Follow all instructions / eventually respond to questions, this is interactive script, don't run it in nohup
Disabling tools running on -login
There should be no bots or such running directly on -login, these should run on a grid. If you see anyone running a bot on -login do following:
If they run them in cron
Comment out the jobs and leave a message with explanation why you did it.

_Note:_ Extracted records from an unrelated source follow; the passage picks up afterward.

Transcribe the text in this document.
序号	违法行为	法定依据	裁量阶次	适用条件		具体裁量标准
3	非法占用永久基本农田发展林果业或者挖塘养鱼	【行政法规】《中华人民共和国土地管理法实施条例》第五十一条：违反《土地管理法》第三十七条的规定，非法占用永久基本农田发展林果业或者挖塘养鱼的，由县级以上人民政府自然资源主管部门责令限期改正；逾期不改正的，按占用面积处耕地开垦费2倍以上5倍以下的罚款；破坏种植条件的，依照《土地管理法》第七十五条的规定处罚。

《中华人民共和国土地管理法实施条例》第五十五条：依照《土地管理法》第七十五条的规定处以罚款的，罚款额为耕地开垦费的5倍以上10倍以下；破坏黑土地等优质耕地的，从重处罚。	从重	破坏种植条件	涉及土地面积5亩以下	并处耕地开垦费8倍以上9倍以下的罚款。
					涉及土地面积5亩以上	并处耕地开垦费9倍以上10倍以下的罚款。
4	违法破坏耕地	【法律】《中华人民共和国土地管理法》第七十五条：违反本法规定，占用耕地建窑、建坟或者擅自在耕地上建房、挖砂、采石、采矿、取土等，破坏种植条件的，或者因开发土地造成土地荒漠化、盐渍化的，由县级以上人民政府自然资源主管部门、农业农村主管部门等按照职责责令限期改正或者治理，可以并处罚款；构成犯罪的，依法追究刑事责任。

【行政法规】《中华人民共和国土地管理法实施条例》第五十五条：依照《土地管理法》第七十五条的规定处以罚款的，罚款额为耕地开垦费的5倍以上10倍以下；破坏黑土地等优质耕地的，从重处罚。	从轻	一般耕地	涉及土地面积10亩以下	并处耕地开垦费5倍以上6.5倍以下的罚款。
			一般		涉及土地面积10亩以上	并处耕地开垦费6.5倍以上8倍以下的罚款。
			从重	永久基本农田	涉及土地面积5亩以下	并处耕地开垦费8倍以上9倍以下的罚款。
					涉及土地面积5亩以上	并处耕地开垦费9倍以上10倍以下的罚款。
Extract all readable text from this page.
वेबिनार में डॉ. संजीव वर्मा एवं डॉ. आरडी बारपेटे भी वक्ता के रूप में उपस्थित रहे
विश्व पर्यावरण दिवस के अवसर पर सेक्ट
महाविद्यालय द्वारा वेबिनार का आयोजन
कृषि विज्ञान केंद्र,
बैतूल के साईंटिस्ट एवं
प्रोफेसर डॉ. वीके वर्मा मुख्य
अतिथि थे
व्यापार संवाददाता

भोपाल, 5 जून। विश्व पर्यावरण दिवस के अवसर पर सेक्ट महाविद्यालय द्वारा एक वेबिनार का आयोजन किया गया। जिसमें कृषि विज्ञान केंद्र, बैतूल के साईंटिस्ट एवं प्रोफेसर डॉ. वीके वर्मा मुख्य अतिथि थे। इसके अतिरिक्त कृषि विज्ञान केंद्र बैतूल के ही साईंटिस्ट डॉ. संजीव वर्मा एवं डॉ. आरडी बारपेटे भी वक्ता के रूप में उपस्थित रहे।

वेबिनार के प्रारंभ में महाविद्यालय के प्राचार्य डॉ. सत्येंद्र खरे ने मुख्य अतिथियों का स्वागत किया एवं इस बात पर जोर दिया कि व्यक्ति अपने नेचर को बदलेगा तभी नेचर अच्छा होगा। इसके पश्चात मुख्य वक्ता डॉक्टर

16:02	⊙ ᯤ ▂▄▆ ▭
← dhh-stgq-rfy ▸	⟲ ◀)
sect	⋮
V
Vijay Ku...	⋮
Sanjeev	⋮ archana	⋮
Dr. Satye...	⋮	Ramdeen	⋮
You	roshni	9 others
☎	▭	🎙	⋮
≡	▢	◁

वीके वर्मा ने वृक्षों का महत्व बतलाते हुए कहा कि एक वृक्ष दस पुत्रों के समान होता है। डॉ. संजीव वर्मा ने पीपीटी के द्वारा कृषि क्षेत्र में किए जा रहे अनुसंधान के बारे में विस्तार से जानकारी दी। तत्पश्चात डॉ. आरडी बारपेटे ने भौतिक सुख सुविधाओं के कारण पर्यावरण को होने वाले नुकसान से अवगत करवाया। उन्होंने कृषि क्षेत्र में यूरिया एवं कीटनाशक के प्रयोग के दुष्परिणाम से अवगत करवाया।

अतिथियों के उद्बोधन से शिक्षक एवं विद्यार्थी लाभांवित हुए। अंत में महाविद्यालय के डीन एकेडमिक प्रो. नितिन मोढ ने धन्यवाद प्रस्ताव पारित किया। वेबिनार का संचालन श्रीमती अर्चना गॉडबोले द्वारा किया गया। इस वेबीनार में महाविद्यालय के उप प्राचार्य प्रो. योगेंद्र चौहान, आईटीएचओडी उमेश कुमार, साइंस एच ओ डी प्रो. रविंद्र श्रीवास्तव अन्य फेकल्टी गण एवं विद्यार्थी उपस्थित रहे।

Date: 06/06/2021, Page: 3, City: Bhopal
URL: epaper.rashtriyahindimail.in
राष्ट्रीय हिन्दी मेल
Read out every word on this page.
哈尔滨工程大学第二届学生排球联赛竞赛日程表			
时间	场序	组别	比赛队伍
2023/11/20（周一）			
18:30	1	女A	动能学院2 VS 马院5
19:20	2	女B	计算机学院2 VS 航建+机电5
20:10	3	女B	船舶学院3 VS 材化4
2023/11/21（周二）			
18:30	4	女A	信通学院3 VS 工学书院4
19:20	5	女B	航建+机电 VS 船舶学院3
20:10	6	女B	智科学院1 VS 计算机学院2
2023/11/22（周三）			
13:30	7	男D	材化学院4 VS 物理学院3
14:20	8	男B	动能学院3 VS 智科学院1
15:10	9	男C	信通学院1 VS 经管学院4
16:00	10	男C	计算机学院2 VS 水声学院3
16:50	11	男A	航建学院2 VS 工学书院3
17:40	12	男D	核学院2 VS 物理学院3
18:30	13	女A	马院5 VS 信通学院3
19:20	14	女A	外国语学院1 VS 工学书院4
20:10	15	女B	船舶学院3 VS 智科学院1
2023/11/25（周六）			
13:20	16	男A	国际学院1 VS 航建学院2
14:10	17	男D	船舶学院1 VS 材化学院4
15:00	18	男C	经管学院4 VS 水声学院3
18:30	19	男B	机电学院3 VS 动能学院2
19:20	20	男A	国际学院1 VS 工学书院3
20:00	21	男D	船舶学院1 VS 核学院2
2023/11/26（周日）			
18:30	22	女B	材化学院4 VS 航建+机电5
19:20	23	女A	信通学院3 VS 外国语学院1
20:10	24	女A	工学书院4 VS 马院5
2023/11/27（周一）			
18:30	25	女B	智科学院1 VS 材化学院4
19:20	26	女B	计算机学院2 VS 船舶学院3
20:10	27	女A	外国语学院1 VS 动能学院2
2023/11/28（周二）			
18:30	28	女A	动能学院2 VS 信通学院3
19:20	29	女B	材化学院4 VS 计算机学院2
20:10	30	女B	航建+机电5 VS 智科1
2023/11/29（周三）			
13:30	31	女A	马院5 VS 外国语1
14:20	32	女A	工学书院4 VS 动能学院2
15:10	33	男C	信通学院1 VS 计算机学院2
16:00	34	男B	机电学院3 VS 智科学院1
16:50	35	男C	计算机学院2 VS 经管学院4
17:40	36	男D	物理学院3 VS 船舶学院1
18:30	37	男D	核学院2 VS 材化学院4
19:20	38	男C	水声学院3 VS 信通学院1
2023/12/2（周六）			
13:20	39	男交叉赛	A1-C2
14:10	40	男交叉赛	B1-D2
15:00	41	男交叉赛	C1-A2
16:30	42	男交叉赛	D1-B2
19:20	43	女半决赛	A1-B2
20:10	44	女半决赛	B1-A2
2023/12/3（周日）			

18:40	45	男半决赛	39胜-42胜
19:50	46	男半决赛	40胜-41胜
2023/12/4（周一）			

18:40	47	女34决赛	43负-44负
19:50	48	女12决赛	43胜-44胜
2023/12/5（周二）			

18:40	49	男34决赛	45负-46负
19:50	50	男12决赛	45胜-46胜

If they run them in a screen
Kill them and execute: /usr/local/sbin/warn-screen <list of pts>
Configuration of instance
Memory
Every instance has overcommit disabled, that is done using /etc/sysctl.d/60-vm.overcommit_memory.conf - this file is inside of init.pp so that every instance get it
NFS
Every instance need to use nfs by default, this is done by putting it to proper class and then enforcing puppet and rebooting. By default they use gluster,
New instance cookbook
Make sure this new instance doesn't provide service which needs own security group - if you fail to add one in time you will have to delete it
Exec nodes
- Make sure that exec nodes have their own external IP so that identd works and bots can connect to IRC inter alia
The /var/mail is a symlink to /data/project/.system/mail on all servers, that makes the mail boxens shared on whole tools project
There is tools-mail which only Coren knows, what is for
Toolwatcher (tools-login)
There is a daemon on tools-login called toolwatcher. It creates folders for new tools, creates local databases and updates the webservers' configuration. If you reboot tools-login or if it's dead, you need to (re-)start it:
sudo su service toolwatcher start
Access to instances
There is a puppet variable restricted_to. It is set to local-admin on all machines which access should be restricted to.
Howto
List all jobs
$ qstat -u '*'
See how much memory is being used
$ qstat -F h_vmem
See information about jobs that finished
$ ssh tools-master $ qacct --help
local-admin
There is admin service group called local-admin, it has own documentation page at http://tools.wmflabs.org/admin/ here is a copy of it, for case that webservers are offline:
History of tools
Every hour, the list of tools (service groups) is dumped and committed to the repository at ~tools.admin/var/lib/git/servicegroups
by the script ~tools.admin/bin/toolhistory
(backup) that runs as the continuous job toolhistory
.